Further, China has threatened to impose tariffs on $60 billion worth of American goods if the United States places more tariffs on Chinese imports. The list includes 5,207 new products, including aircraft, soya bean oil, smoked beef, coffee and flour imported from the United States, with charges ranging from 5-25%. This threat came following the news that Trump is mulling over raising tariffs from a proposed 10% to 25% on $200 billion of Chinese goods (read: 5 ETF Ways to Bet on China's New Tariff Threats).

Renewed trade clash between the United States and China has prompt investors to re-access their portfolio, leading to higher demand for lower-risk securities. As a result, low-risk ETFs are in vogue with many hitting new one-year highs in the latest trading session. Below, we have highlighted those that could perform well in a volatile market, reducing the risk of a downside:

iShares Edge MSCI Min Vol USA ETF USMV

This fund offers exposure to 206 U.S. stocks having lower volatility characteristics than the broader U.S. equity market by tracking the MSCI USA Minimum Volatility Index. It is well spread across a number of securities, with none holding more than 1.6% of assets. From a sector look, information technology, healthcare, consumer staples, and financials take the top four spots with a double-digit allocation each. With AUM of $15.3 billion, the product charges 0.15% in expense ratio and trades in solid average daily volume of 1.8 million shares. It has gained 6.2% so far this year and hit a new high of $55.62. The fund has a Zacks ETF Rank #3 (Hold) with a Medium risk outlook (read: Minimum Volatility ETF Hits New 52-Week High).

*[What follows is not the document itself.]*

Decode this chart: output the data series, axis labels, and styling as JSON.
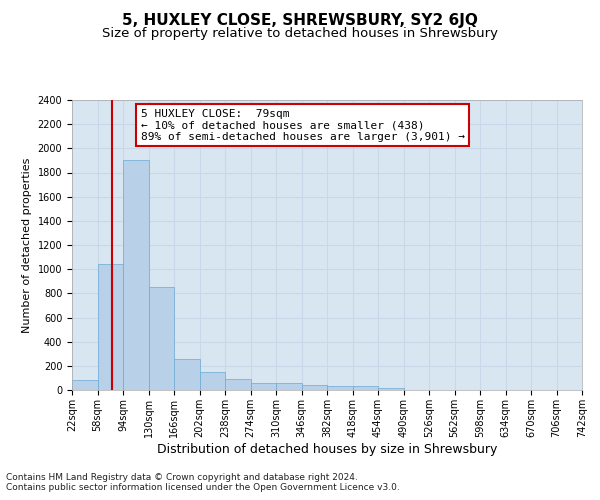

Nationwide Risk-Based U.S. Equity ETF RBUS

This ETF follows the R Risk-Based US Index and employs a risk-based strategy that seeks to provide upside potential while protecting against losses stemming from volatility. It holds well-diversified 251 stocks in its basket, with none of the securities accounting for more than 2.12% share and none of the sectors making up for more than 17.3% of assets. RBUS has accumulated $116.6 million since its debut less than a year. It charges 30 bps in annual fees and trades in a thin volume of 12,000 shares a day on average. The ETF hit new highs of $27.38, and has gained 4.5% this year.

Fidelity Low Volatility Factor ETF FDLO

This fund offers exposure to the stocks with lower volatility than the broader market by tracking the Fidelity U.S. Low Volatility Factor Index. Holding 128 stocks in its basket, it is well spread across components with none holding more than 4.64% share. From a sector look, the ETF is skewed toward the information technology sector at 25.8% while financials, healthcare, consumer discretionary and industrials round off the next four spots with a double-digit allocation each. The fund has been able to garner just $70.6 million in AUM so far and average daily volume is also low at 19,000 shares. FDLO charges 29 bps in annual fees from investors and a touched new high of $32.93, representing a year-to-date gain of 8.4%.

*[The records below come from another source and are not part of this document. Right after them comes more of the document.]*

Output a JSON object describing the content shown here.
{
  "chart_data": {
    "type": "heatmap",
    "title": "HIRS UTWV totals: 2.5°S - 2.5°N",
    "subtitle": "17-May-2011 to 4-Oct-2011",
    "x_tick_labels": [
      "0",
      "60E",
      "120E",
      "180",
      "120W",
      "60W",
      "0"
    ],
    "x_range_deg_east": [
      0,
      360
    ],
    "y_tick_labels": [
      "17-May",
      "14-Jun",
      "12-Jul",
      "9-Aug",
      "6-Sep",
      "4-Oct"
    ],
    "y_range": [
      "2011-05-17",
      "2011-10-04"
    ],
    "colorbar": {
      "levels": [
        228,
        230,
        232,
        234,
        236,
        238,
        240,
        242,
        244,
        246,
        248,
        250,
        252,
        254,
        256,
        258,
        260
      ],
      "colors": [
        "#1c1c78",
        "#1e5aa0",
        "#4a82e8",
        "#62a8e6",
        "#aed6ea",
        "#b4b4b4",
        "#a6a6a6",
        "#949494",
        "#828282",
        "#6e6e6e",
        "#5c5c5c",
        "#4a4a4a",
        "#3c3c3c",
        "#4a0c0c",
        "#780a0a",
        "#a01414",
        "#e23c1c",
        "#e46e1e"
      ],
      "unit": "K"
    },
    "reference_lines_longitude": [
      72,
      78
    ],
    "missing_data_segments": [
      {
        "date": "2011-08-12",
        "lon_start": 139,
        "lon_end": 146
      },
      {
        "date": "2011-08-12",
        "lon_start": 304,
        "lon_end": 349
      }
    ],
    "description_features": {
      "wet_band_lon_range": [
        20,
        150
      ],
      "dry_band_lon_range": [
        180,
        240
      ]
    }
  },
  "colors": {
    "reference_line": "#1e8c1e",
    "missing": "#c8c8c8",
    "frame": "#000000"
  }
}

SPDR SSGA US Large Cap Low Volatility Index ETF LGLV

This product tracks the SSGA US Large Cap Low Volatility Index, holding 117 stocks, with none accounting for more than 1.6% of assets. Financials dominates the fund’s returns with one-fourth share, while information technology and industrials receive double-digit exposure each. LGLV has amassed $109.2 million in its asset base and charges 12 bps in annual fees. Volume is paltry exchanging 5,000 shares in hand on average. The ETF hit new high of $95.15 and is up 5.8% so far this year (read: Value ETFs Regain Momentum: Will This Last?).

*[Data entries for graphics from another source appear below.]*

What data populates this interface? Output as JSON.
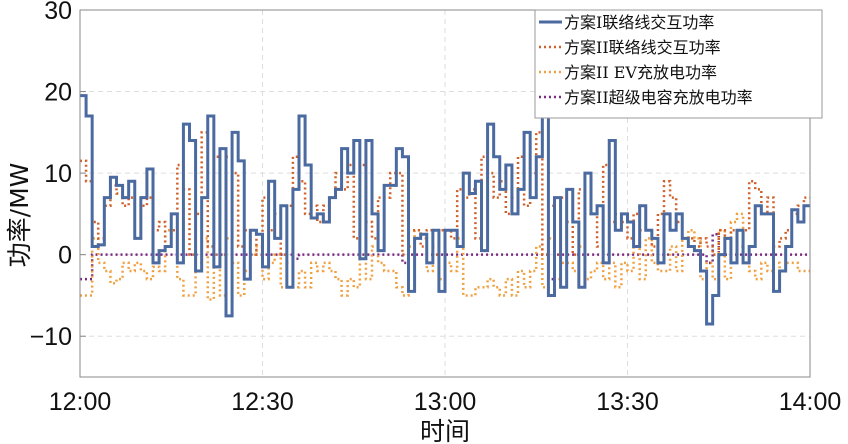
{
  "chart_data": {
    "type": "line",
    "step": true,
    "xlabel": "时间",
    "ylabel": "功率/MW",
    "xlim_minutes": [
      0,
      120
    ],
    "xticks": [
      {
        "min": 0,
        "label": "12:00"
      },
      {
        "min": 30,
        "label": "12:30"
      },
      {
        "min": 60,
        "label": "13:00"
      },
      {
        "min": 90,
        "label": "13:30"
      },
      {
        "min": 120,
        "label": "14:00"
      }
    ],
    "ylim": [
      -15,
      30
    ],
    "yticks": [
      {
        "v": -10,
        "label": "−10"
      },
      {
        "v": 0,
        "label": "0"
      },
      {
        "v": 10,
        "label": "10"
      },
      {
        "v": 20,
        "label": "20"
      },
      {
        "v": 30,
        "label": "30"
      }
    ],
    "grid": true,
    "legend_position": "top-right",
    "x_step_minutes": 1,
    "series": [
      {
        "name": "方案I联络线交互功率",
        "color": "#4a6aa0",
        "style": "solid",
        "values": [
          19.5,
          17,
          1,
          1.2,
          7,
          9.5,
          8.5,
          7,
          9,
          2,
          7,
          10.5,
          -1,
          0.5,
          1,
          5,
          -1,
          16,
          14,
          -2,
          7,
          17,
          -1.5,
          13,
          -7.5,
          15,
          11.5,
          -3,
          3,
          2.5,
          -1.5,
          9,
          2,
          6,
          -4,
          8,
          17,
          11,
          4.5,
          5,
          4,
          7,
          8,
          13,
          10,
          14,
          -0.5,
          14,
          5,
          0.5,
          8.5,
          8.5,
          13,
          12,
          -4.5,
          2,
          2.5,
          -1,
          3,
          -4.5,
          3,
          3,
          1,
          10,
          7.5,
          9,
          0.5,
          16,
          12,
          8,
          11,
          5,
          8,
          15,
          7,
          12,
          20,
          -5,
          7,
          -4,
          8,
          4,
          -4,
          10,
          5,
          6,
          -1,
          14,
          3,
          5,
          4,
          1,
          6,
          3,
          2,
          -1,
          5,
          3,
          5,
          2,
          1,
          0.5,
          -2,
          -8.5,
          -5,
          0,
          2,
          -1,
          3,
          -1,
          1,
          6,
          5,
          5,
          -4.5,
          -2,
          1,
          5.5,
          4,
          6
        ]
      },
      {
        "name": "方案II联络线交互功率",
        "color": "#d0602a",
        "style": "dotted",
        "values": [
          11.5,
          9,
          4,
          2,
          6,
          8.5,
          7.5,
          6,
          7,
          2,
          6,
          7,
          3,
          4,
          1,
          3,
          11,
          8,
          0,
          5,
          15,
          1,
          12,
          0,
          12,
          10,
          1,
          3,
          3,
          0,
          7,
          3,
          5,
          0,
          6,
          12,
          9,
          5,
          6,
          4,
          6,
          7,
          10,
          8,
          11,
          2,
          11,
          4,
          2,
          7,
          7,
          10,
          10,
          0,
          3,
          3,
          1,
          3,
          0,
          3,
          3,
          2,
          8,
          7,
          8,
          2,
          12,
          10,
          7,
          9,
          5,
          7,
          12,
          6,
          10,
          15,
          0,
          6,
          0,
          7,
          4,
          0,
          8,
          5,
          5,
          1,
          11,
          4,
          5,
          4,
          2,
          5,
          3,
          3,
          1,
          5,
          9,
          7,
          4,
          2,
          2,
          1,
          2,
          1,
          0,
          3,
          2,
          3,
          1,
          3,
          9,
          8,
          5,
          7,
          1,
          2,
          3,
          5,
          6,
          7
        ]
      },
      {
        "name": "方案II EV充放电功率",
        "color": "#f0a040",
        "style": "dotted",
        "values": [
          -5,
          -5,
          2,
          -1,
          -2,
          -3.5,
          -3,
          -1,
          -2,
          -1,
          -2,
          -3,
          -1.5,
          -2,
          3,
          3,
          -3,
          -5,
          -5,
          -1,
          2,
          -5.5,
          0,
          -5,
          2,
          -1,
          -5,
          -2,
          0,
          1,
          -3,
          -1,
          0,
          -4,
          -1,
          -4,
          -2,
          -4,
          -1,
          -2,
          -1,
          -2,
          -3,
          -5,
          -3,
          -4,
          0,
          -3,
          1,
          -1,
          -2,
          -2,
          -4,
          -5,
          1,
          3,
          2,
          -2,
          1,
          -3,
          -1,
          -2,
          2,
          -5,
          -5,
          -4,
          -4,
          -3,
          -4,
          -5,
          -3,
          -5,
          -2,
          -4,
          -2,
          1,
          -4,
          2,
          -3,
          -1,
          -1,
          -2,
          1,
          -3,
          -2,
          -1,
          -3,
          -1,
          -4,
          -1,
          -2,
          1,
          -3,
          2,
          -1,
          -2,
          -2,
          1,
          -2,
          2,
          3,
          2,
          -3,
          -1,
          -3,
          3,
          -3,
          4,
          5,
          -1,
          -2,
          -3,
          -1,
          -2,
          -1,
          -2,
          -1,
          -1,
          -2,
          -2
        ]
      },
      {
        "name": "方案II超级电容充放电功率",
        "color": "#7a2a80",
        "style": "dotted",
        "values": [
          -3,
          -3,
          0,
          0,
          0,
          0,
          0,
          0,
          0,
          0,
          0,
          0,
          0,
          0,
          0,
          0,
          0,
          0,
          0,
          0,
          0,
          0,
          0,
          0,
          0,
          0,
          0,
          0,
          0,
          0,
          0,
          0,
          0,
          0,
          0,
          -0.5,
          0,
          0,
          0,
          0,
          0,
          0,
          0,
          0,
          0,
          0,
          0,
          0,
          0,
          0,
          0,
          0,
          0,
          -1,
          0,
          0,
          0,
          0,
          0,
          0,
          0,
          0,
          0,
          0,
          0,
          0,
          0,
          0,
          0,
          0,
          0,
          0,
          0,
          0,
          0,
          0,
          0,
          -3,
          0,
          0,
          0,
          0,
          0,
          0,
          0,
          0,
          0,
          0,
          0,
          0,
          0,
          0,
          0,
          0,
          0,
          0,
          0,
          0,
          0,
          0,
          0,
          0,
          0,
          -1,
          2.5,
          0,
          0,
          0,
          0,
          0,
          0,
          0,
          0,
          0,
          0,
          0,
          0,
          0,
          0,
          0
        ]
      }
    ]
  }
}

DeltaShares S&P 600 Managed Risk ETF DMRS

This ETF seeks to track the S&P 600 Managed Risk 2.0 Index, which is designed to simulate a downside-protected portfolio by utilizing a framework that includes targeted volatility and a synthetic option overlay to hedge the downside risk of the portfolio. DMRS has accumulated nearly $44.5 million in its asset base and trades in a light volume of 5,000 shares. It charges 45 bps in fees per year and reached a new high of $60.42, having gained in double-digits so far this year.

Bottom Line

These products could be worthwhile for low risk tolerance investors and have the potential to outperform the broad market, especially if trade fears continue to dent the sentiments.